Over the course of two weeks Atlas Copco has created a festival for employees entitled Never Stop Learning Festival. The goal of this festival is to engage the employees and highlight the importance of learning when it comes to our daily lives, whether it is learning about time management, remote working, dealing with stress, being mindful or even more job specific trainings. These are all trainings that employees can not only use at work but also in their daily lives.
To stick with the Never Stop Learning Festival theme, this week’s post will go back to the basics and focus on learning all about Air Compressors.
Why we need air compressors?
Look around you right now. There are probably at least 10 different products that compressed air had a hand in producing and getting it in the hands of you, the consumer. In fact, on an average day, it would be impossible to count all the times you come across products made possible by compressed air. That bottle of water on your desk, not only was compressed air used to make the plastic, but it was also used in the bottling plant to move the bottles along the production line and into the proper packaging.
The food we eat, the medical care we receive, the cars we drive, the paper we write on, the medications we take are all made possible by air compressors.
What are they used for?
It might be simpler to talk about what they aren’t used for since air compressors are used in a wide variety of applications. Here are just a few of the applications:
Automotive – Compressed air is used in car and engine assembly, pneumatic tools, and the painting processes.
Brewery – Air compressors allow clean air to be used during each stage of production keeping the beer free of contaminates.

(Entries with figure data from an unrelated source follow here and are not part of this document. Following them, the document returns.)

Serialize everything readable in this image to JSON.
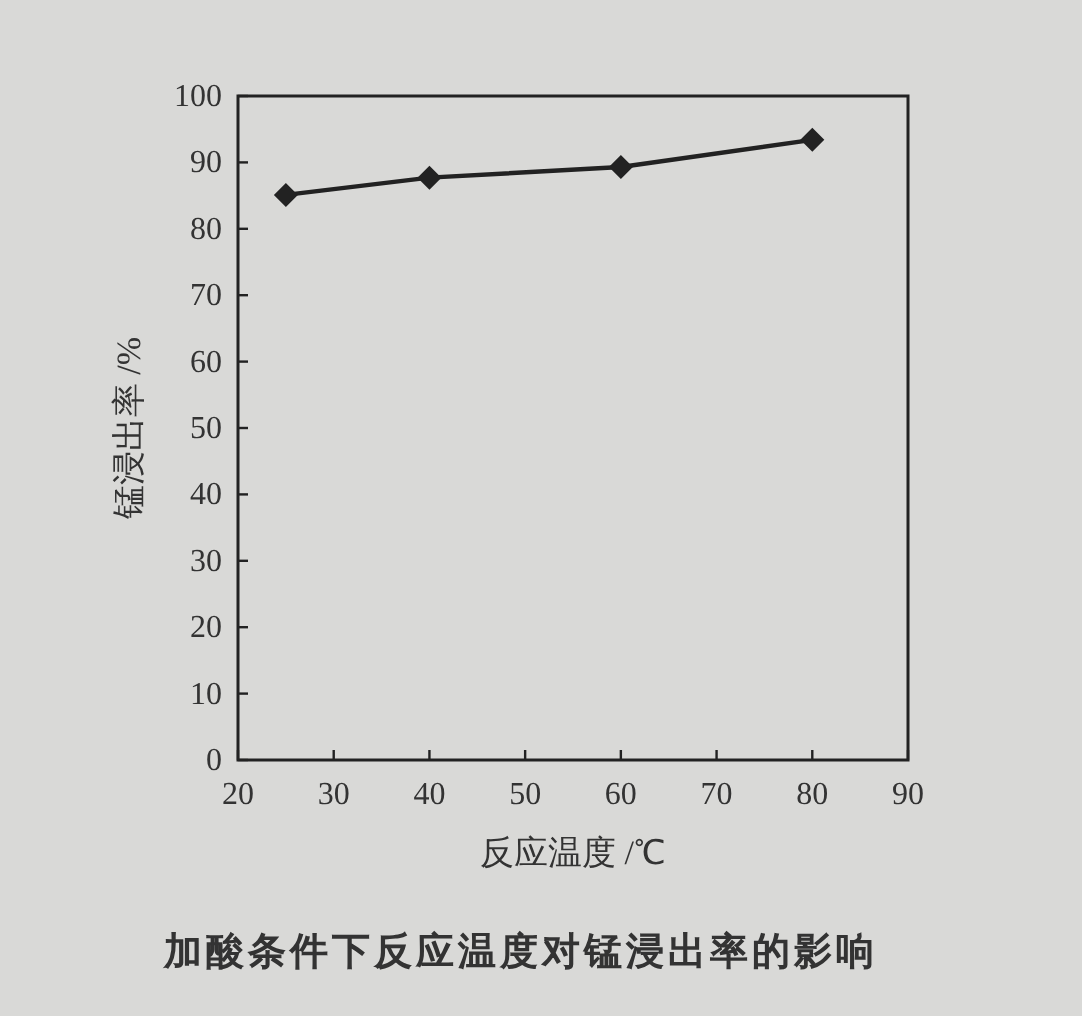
{
  "chart_data": {
    "type": "line",
    "title": "加酸条件下反应温度对锰浸出率的影响",
    "xlabel": "反应温度 /℃",
    "ylabel": "锰浸出率 /%",
    "x": [
      25,
      40,
      60,
      80
    ],
    "series": [
      {
        "color": "#222222",
        "values": [
          85.1,
          87.7,
          89.3,
          93.4
        ]
      }
    ],
    "xlim": [
      20,
      90
    ],
    "ylim": [
      0,
      100
    ],
    "xticks": [
      20,
      30,
      40,
      50,
      60,
      70,
      80,
      90
    ],
    "yticks": [
      0,
      10,
      20,
      30,
      40,
      50,
      60,
      70,
      80,
      90,
      100
    ],
    "marker": "diamond",
    "grid": false
  }
}
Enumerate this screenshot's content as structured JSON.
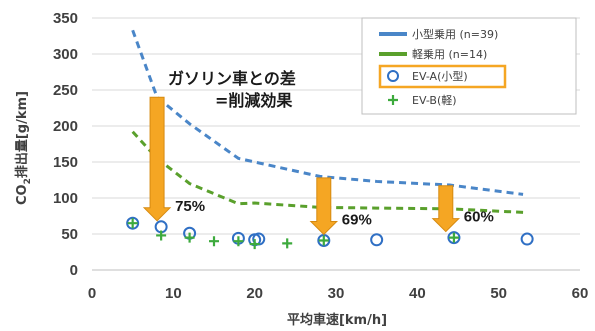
{
  "chart_data": {
    "type": "scatter",
    "xlabel": "平均車速[km/h]",
    "ylabel": "CO2排出量[g/km]",
    "ylabel_parts": [
      "CO",
      "2",
      "排出量[g/km]"
    ],
    "xlim": [
      0,
      60
    ],
    "ylim": [
      0,
      350
    ],
    "x_ticks": [
      0,
      10,
      20,
      30,
      40,
      50,
      60
    ],
    "y_ticks": [
      0,
      50,
      100,
      150,
      200,
      250,
      300,
      350
    ],
    "grid": true,
    "legend_position": "top-right",
    "series": [
      {
        "name": "小型乗用 (n=39)",
        "type": "line",
        "color": "#4a86c8",
        "style": "dashed",
        "x": [
          5,
          8,
          12,
          18,
          20,
          28,
          35,
          44,
          53
        ],
        "y": [
          333,
          240,
          203,
          155,
          150,
          130,
          123,
          118,
          105
        ]
      },
      {
        "name": "軽乗用 (n=14)",
        "type": "line",
        "color": "#5aa02c",
        "style": "dashed",
        "x": [
          5,
          8,
          12,
          18,
          20,
          28,
          35,
          44,
          53
        ],
        "y": [
          192,
          155,
          120,
          92,
          93,
          87,
          86,
          85,
          80
        ]
      },
      {
        "name": "EV-A(小型)",
        "type": "scatter",
        "marker": "circle",
        "color": "#2f6fc4",
        "x": [
          5,
          8.5,
          12,
          18,
          20,
          20.5,
          28.5,
          35,
          44.5,
          53.5
        ],
        "y": [
          65,
          60,
          51,
          44,
          42,
          43,
          41,
          42,
          45,
          43
        ]
      },
      {
        "name": "EV-B(軽)",
        "type": "scatter",
        "marker": "plus",
        "color": "#3daa3d",
        "x": [
          5,
          8.5,
          12,
          15,
          18,
          20,
          24,
          28.5,
          44.5
        ],
        "y": [
          65,
          48,
          45,
          40,
          40,
          36,
          37,
          41,
          45
        ]
      }
    ],
    "annotations": {
      "headline": "ガソリン車との差",
      "subline": "=削減効果",
      "arrows": [
        {
          "x": 8,
          "y_top": 240,
          "y_bottom": 60,
          "label": "75%"
        },
        {
          "x": 28.5,
          "y_top": 128,
          "y_bottom": 41,
          "label": "69%"
        },
        {
          "x": 43.5,
          "y_top": 117,
          "y_bottom": 45,
          "label": "60%"
        }
      ],
      "highlight_color": "#f5a623"
    }
  }
}
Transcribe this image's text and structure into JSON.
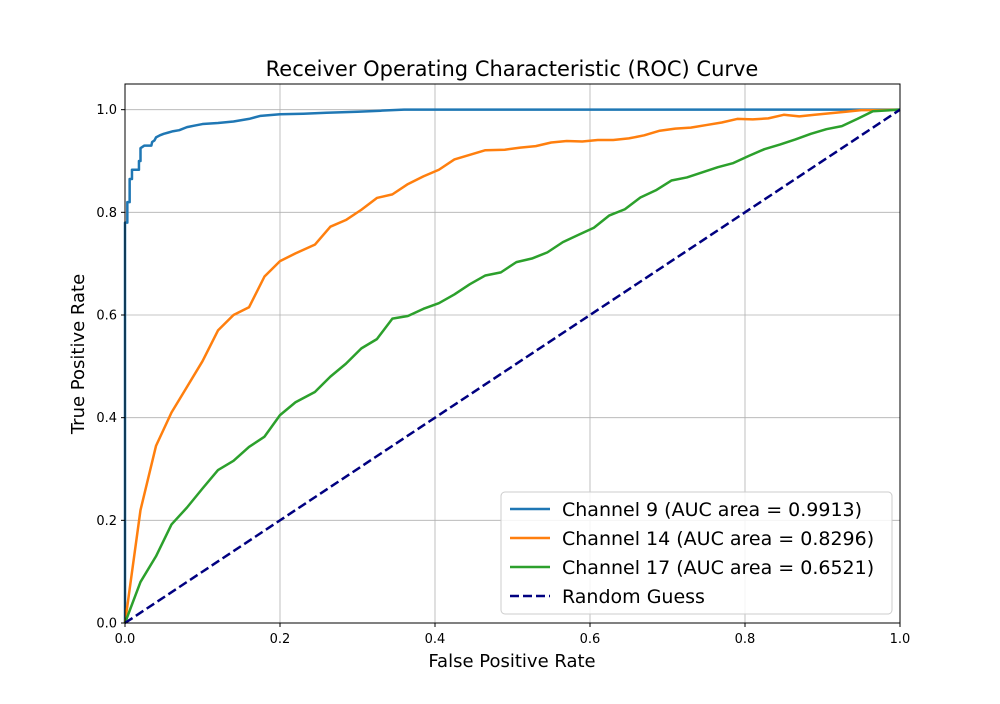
{
  "chart_data": {
    "type": "line",
    "title": "Receiver Operating Characteristic (ROC) Curve",
    "xlabel": "False Positive Rate",
    "ylabel": "True Positive Rate",
    "xlim": [
      0,
      1
    ],
    "ylim": [
      0,
      1.05
    ],
    "x_ticks": [
      0.0,
      0.2,
      0.4,
      0.6,
      0.8,
      1.0
    ],
    "x_tick_labels": [
      "0.0",
      "0.2",
      "0.4",
      "0.6",
      "0.8",
      "1.0"
    ],
    "y_ticks": [
      0.0,
      0.2,
      0.4,
      0.6,
      0.8,
      1.0
    ],
    "y_tick_labels": [
      "0.0",
      "0.2",
      "0.4",
      "0.6",
      "0.8",
      "1.0"
    ],
    "grid": true,
    "legend_position": "bottom-right",
    "series": [
      {
        "name": "Channel 9 (AUC area = 0.9913)",
        "color": "#1f77b4",
        "style": "solid",
        "points": [
          [
            0.0,
            0.0
          ],
          [
            0.0,
            0.78
          ],
          [
            0.003,
            0.78
          ],
          [
            0.003,
            0.82
          ],
          [
            0.006,
            0.82
          ],
          [
            0.006,
            0.865
          ],
          [
            0.009,
            0.865
          ],
          [
            0.009,
            0.883
          ],
          [
            0.018,
            0.883
          ],
          [
            0.018,
            0.9
          ],
          [
            0.02,
            0.9
          ],
          [
            0.02,
            0.925
          ],
          [
            0.025,
            0.93
          ],
          [
            0.034,
            0.93
          ],
          [
            0.035,
            0.937
          ],
          [
            0.038,
            0.94
          ],
          [
            0.04,
            0.946
          ],
          [
            0.045,
            0.95
          ],
          [
            0.05,
            0.953
          ],
          [
            0.055,
            0.955
          ],
          [
            0.062,
            0.958
          ],
          [
            0.07,
            0.96
          ],
          [
            0.08,
            0.966
          ],
          [
            0.09,
            0.969
          ],
          [
            0.1,
            0.972
          ],
          [
            0.12,
            0.974
          ],
          [
            0.14,
            0.977
          ],
          [
            0.16,
            0.982
          ],
          [
            0.175,
            0.988
          ],
          [
            0.2,
            0.991
          ],
          [
            0.23,
            0.992
          ],
          [
            0.26,
            0.994
          ],
          [
            0.3,
            0.996
          ],
          [
            0.33,
            0.998
          ],
          [
            0.36,
            1.0
          ],
          [
            0.6,
            1.0
          ],
          [
            1.0,
            1.0
          ]
        ]
      },
      {
        "name": "Channel 14 (AUC area = 0.8296)",
        "color": "#ff7f0e",
        "style": "solid",
        "points": [
          [
            0.0,
            0.0
          ],
          [
            0.02,
            0.22
          ],
          [
            0.04,
            0.345
          ],
          [
            0.06,
            0.41
          ],
          [
            0.08,
            0.46
          ],
          [
            0.1,
            0.51
          ],
          [
            0.12,
            0.57
          ],
          [
            0.14,
            0.6
          ],
          [
            0.16,
            0.615
          ],
          [
            0.18,
            0.675
          ],
          [
            0.2,
            0.705
          ],
          [
            0.22,
            0.72
          ],
          [
            0.245,
            0.737
          ],
          [
            0.265,
            0.772
          ],
          [
            0.285,
            0.785
          ],
          [
            0.305,
            0.805
          ],
          [
            0.325,
            0.828
          ],
          [
            0.345,
            0.835
          ],
          [
            0.365,
            0.855
          ],
          [
            0.385,
            0.87
          ],
          [
            0.405,
            0.883
          ],
          [
            0.425,
            0.903
          ],
          [
            0.445,
            0.912
          ],
          [
            0.465,
            0.921
          ],
          [
            0.49,
            0.922
          ],
          [
            0.51,
            0.926
          ],
          [
            0.53,
            0.929
          ],
          [
            0.55,
            0.936
          ],
          [
            0.57,
            0.939
          ],
          [
            0.59,
            0.938
          ],
          [
            0.61,
            0.941
          ],
          [
            0.63,
            0.941
          ],
          [
            0.65,
            0.944
          ],
          [
            0.67,
            0.95
          ],
          [
            0.69,
            0.959
          ],
          [
            0.71,
            0.963
          ],
          [
            0.73,
            0.965
          ],
          [
            0.75,
            0.97
          ],
          [
            0.77,
            0.975
          ],
          [
            0.79,
            0.982
          ],
          [
            0.81,
            0.981
          ],
          [
            0.83,
            0.983
          ],
          [
            0.85,
            0.99
          ],
          [
            0.87,
            0.987
          ],
          [
            0.89,
            0.99
          ],
          [
            0.91,
            0.993
          ],
          [
            0.93,
            0.996
          ],
          [
            0.95,
            0.999
          ],
          [
            0.97,
            0.999
          ],
          [
            1.0,
            1.0
          ]
        ]
      },
      {
        "name": "Channel 17 (AUC area = 0.6521)",
        "color": "#2ca02c",
        "style": "solid",
        "points": [
          [
            0.0,
            0.0
          ],
          [
            0.02,
            0.08
          ],
          [
            0.04,
            0.13
          ],
          [
            0.06,
            0.192
          ],
          [
            0.08,
            0.225
          ],
          [
            0.1,
            0.262
          ],
          [
            0.12,
            0.298
          ],
          [
            0.14,
            0.316
          ],
          [
            0.16,
            0.343
          ],
          [
            0.18,
            0.363
          ],
          [
            0.2,
            0.405
          ],
          [
            0.22,
            0.43
          ],
          [
            0.245,
            0.45
          ],
          [
            0.265,
            0.48
          ],
          [
            0.285,
            0.505
          ],
          [
            0.305,
            0.535
          ],
          [
            0.325,
            0.553
          ],
          [
            0.345,
            0.593
          ],
          [
            0.365,
            0.598
          ],
          [
            0.385,
            0.612
          ],
          [
            0.405,
            0.623
          ],
          [
            0.425,
            0.64
          ],
          [
            0.445,
            0.66
          ],
          [
            0.465,
            0.677
          ],
          [
            0.485,
            0.683
          ],
          [
            0.505,
            0.703
          ],
          [
            0.525,
            0.71
          ],
          [
            0.545,
            0.722
          ],
          [
            0.565,
            0.742
          ],
          [
            0.585,
            0.756
          ],
          [
            0.605,
            0.77
          ],
          [
            0.625,
            0.794
          ],
          [
            0.645,
            0.806
          ],
          [
            0.665,
            0.829
          ],
          [
            0.685,
            0.843
          ],
          [
            0.705,
            0.862
          ],
          [
            0.725,
            0.868
          ],
          [
            0.745,
            0.878
          ],
          [
            0.765,
            0.888
          ],
          [
            0.785,
            0.896
          ],
          [
            0.805,
            0.91
          ],
          [
            0.825,
            0.923
          ],
          [
            0.845,
            0.932
          ],
          [
            0.865,
            0.942
          ],
          [
            0.885,
            0.953
          ],
          [
            0.905,
            0.962
          ],
          [
            0.925,
            0.968
          ],
          [
            0.945,
            0.982
          ],
          [
            0.965,
            0.997
          ],
          [
            1.0,
            1.0
          ]
        ]
      },
      {
        "name": "Random Guess",
        "color": "#000080",
        "style": "dashed",
        "points": [
          [
            0.0,
            0.0
          ],
          [
            1.0,
            1.0
          ]
        ]
      }
    ]
  }
}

Food and beverage – Air is used to move the products throughout productions and packaging facilities.
Medical air and healthcare – Medical air solutions is used in hospitals, dental practices, and veterinary labs and clinical work environments.
Glass – Compressed air is used to help keep glass clean and clear in the manufacturing process.
Electronics – phones, computers, tablets all would be impossible without compressed air used in the manufacturing process.
Textile – Oil-free compressed air is in all steps of the textile industry from spinning, man-made fiber productions, dying the fabrics, weaving, texturizing, pneumatic conveying and more.
Air compressors work when atmospheric air is stored under pressure, it creates potential energy that can be held inside a tank until it's needed. Just like a balloon being released, when the pressurized air is released, the potential energy is converted into usable kinetic energy.
From impact wrenches to AC units, many versatile air-powered tools and machines are responsible for the comfort and shelter of everyday life.